Turning Waste into Hope
The winning team, Ctrl-Alt-Del-Hunger, created Misfits Mzansi, an app that rescues “ugly” but edible farm produce from being discarded and delivers it to food-insecure families. The app gamifies giving through cooking challenges and ad-driven donations, turning everyday content engagement into acts of philanthropy.
Another standout, Streetwise Scripters, built a social-media-based donation platform featuring a real-time donor dashboard, hotspot maps, and loyalty rewards that turn good deeds into free KFC meals. Their proposed TikTok campaign, @KFCAddHopeSA, would link storytelling and donation tracking for maximum transparency.

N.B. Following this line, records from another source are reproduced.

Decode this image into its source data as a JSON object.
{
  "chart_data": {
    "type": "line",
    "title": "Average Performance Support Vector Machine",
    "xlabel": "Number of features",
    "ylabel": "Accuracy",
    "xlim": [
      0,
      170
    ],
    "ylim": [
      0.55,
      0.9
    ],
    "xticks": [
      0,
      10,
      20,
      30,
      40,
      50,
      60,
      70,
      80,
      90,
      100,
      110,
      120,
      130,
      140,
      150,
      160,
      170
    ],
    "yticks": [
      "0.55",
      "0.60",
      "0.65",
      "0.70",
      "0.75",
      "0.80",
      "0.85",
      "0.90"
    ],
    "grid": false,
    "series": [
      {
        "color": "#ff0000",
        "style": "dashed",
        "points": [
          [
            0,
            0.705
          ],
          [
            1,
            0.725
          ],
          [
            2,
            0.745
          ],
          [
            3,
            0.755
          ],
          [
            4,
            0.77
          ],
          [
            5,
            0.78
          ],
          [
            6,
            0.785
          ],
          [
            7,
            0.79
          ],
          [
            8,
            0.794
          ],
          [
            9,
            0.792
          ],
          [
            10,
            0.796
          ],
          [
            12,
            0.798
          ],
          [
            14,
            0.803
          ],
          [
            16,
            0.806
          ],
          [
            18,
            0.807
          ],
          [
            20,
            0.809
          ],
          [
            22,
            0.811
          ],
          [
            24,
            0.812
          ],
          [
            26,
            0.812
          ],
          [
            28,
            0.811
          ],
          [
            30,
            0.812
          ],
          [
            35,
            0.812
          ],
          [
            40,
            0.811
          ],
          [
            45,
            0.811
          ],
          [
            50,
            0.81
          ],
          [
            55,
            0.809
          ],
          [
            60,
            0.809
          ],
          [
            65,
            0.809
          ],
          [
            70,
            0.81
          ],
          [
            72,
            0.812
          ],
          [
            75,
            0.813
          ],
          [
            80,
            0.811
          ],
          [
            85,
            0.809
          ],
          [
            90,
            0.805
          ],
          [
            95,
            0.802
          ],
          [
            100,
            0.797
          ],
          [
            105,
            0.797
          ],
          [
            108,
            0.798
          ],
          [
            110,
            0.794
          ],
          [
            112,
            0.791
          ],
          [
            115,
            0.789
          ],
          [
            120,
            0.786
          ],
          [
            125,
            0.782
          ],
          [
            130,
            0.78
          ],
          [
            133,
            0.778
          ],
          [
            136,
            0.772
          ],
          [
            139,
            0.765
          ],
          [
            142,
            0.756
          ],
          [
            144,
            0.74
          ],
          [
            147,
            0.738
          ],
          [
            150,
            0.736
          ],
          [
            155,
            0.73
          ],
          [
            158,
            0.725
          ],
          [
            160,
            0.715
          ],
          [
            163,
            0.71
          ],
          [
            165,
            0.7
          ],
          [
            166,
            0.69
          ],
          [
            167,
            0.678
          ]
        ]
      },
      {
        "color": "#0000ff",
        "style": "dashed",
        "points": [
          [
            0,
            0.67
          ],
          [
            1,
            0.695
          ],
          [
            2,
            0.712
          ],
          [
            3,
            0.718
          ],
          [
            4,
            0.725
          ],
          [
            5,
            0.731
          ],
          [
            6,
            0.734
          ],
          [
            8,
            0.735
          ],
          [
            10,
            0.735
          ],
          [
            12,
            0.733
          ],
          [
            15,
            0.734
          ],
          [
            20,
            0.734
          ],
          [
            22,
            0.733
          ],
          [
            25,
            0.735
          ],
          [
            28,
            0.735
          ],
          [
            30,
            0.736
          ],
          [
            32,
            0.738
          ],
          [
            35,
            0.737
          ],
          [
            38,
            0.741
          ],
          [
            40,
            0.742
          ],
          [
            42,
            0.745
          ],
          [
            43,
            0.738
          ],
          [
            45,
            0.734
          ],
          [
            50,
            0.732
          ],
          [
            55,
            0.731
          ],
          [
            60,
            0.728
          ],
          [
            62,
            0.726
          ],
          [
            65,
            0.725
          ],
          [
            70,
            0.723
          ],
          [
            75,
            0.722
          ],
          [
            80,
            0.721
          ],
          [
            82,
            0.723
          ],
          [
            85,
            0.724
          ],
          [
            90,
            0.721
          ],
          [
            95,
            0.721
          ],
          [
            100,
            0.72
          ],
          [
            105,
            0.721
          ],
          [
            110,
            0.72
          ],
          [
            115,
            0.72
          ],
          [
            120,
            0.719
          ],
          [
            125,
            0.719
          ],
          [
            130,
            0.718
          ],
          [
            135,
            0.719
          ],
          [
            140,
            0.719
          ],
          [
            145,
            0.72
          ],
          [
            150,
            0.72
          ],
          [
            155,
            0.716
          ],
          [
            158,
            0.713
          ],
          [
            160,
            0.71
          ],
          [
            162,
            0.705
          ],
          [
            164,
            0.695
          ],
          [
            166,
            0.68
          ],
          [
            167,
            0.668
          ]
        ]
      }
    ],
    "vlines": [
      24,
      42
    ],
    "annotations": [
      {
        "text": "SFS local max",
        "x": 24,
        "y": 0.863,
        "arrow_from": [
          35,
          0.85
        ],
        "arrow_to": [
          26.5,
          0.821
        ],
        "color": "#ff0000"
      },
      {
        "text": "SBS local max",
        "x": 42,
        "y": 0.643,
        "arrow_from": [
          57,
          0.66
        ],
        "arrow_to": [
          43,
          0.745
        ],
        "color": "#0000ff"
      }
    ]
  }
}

Bit Coders and Hack 4 Hope introduced AI-powered and blockchain-backed solutions. Bit Coders’ chatbot makes donations accessible and verifiable via the MTN MoMo API, while Hack 4 Hope’s HopeCoins gamify giving through traceable QR-linked contributions.
Innovation Meets Ubuntu
KFC Africa’s Head of Brand Purpose and ESG, Andra Nel, praised the participants for using technology to amplify community impact.
“They understand hunger because many have lived it, and they understand technology because they were born into it. That’s where innovation with purpose thrives,” she said.
Stakeholders from business, government, and civil society attended the final pitch session in Johannesburg, exploring ways to turn the ideas into national pilot programmes. Results from the first pilots are expected by the time South Africa hosts the National Convention on Child Hunger next year.
Nel added that collaboration remains the “key ingredient”, from R2 customer donations to partnerships with brands like McCormick, Tiger Brands, Coca-Cola Beverages South Africa, and others rallying behind the Add Hope mission.
“Opening Add Hope as an open-source blueprint has unleashed an outpouring of ubuntu, turning this fight into a movement that South Africa and the world can learn from.”
With more than 1,400 restaurants in 22 countries and a social impact footprint that delivers over 30 million meals annually, KFC Africa continues to expand its purpose-driven initiatives through food, education, and youth empowerment.
As Nel put it, “These Gen Z hackers showed how tech can supercharge impact. Now, we move from ideas to implementation , turning their code into change.”